There have been demonstrations in support of Cospito and against 41-bis across Italy. Anarchist activists have carried out symbolic attacks on Italian embassies in Argentina, Bolivia, Brazil, Chile, Germany, Greece, Netherlands, Portugal, Spain and Switzerland. The justice minister, Carlo Nordio, said he would refuse to engage with Cospito’s lawyers and denied their appeal. After the case was debated in parliament, Giorgia Meloni was asked about it at a press conference with Olaf Scholz in Berlin, and responded with a letter to Corriere della Sera. A petition against 41-bis and life imprisonment was launched in January by grassroots organisations in Naples. The signatories include Luigi Manconi, a former senator and junior justice minister, and Laura Longo, a former surveillance court judge.
The Council of Europe’s Committee for the Prevention of Torture in 2020 called for the Italian government to ‘engage in a serious reflection’ on 41-bis. Amnesty International, whose offices were occupied by Cospito’s supporters last October, called for his human rights to be respected and described 41-bis as ‘cruel, inhuman and degrading treatment’. On 1 February it joined with the organisations A Buon Diritto and Antigone to reiterate its plea for the Italian state to remove Cospito from 41-bis.

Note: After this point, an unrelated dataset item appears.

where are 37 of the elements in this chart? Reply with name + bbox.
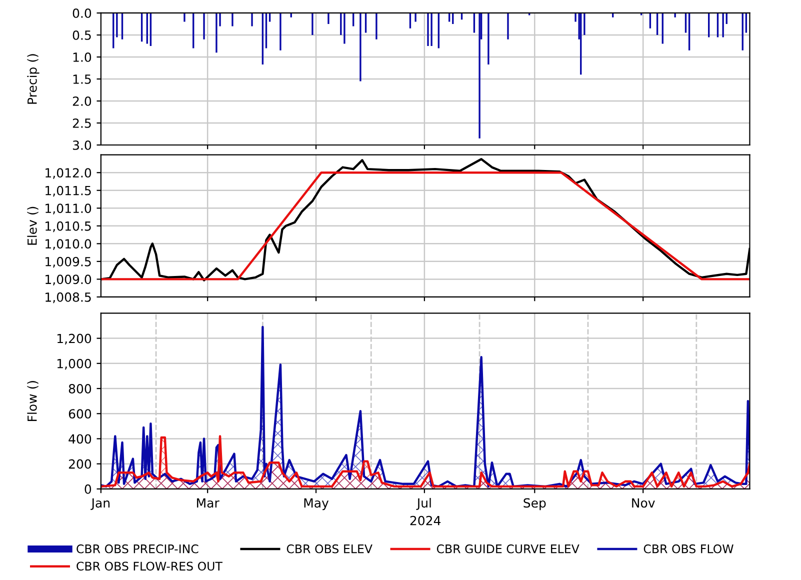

All these criticisms are dismissed by the right-wing government, and most of the centre-left opposition, who claim that relaxing 41-bis would cede ground to the mafia. (Matteo Messina Denaro, a mafia boss who had been on the run since the 1990s, was discovered in Palermo and arrested on 16 January. His crimes include dissolving the 12-year-old son of a former accomplice in nitric acid. He was immediately condemned to 41-bis.)
In late January, a right-wing congressman illegally disclosed a classified video of Cospito speaking to mafiosi inmates (the only companions he is allowed to talk to) to suggest he had gone on hunger strike under pressure from the mafia. Cospito’s supporters, by contrast, argue that repressive tools designed to combat the mafia are increasingly deployed to punish political dissent. At the end of last year a group of housing activists in Milan were found guilty of criminal association, and police in Pavia asked that a young non-violent climate activist be placed under a special surveillance regime (though a court in Milan rejected the request).
If the Italian government does not make a move in the next few days, Alfredo Cospito will die. The public debate he has elicited with his hunger strike has opened a window of opportunity to rethink a prison system that inflicts pain and fosters despair, not only in Italy.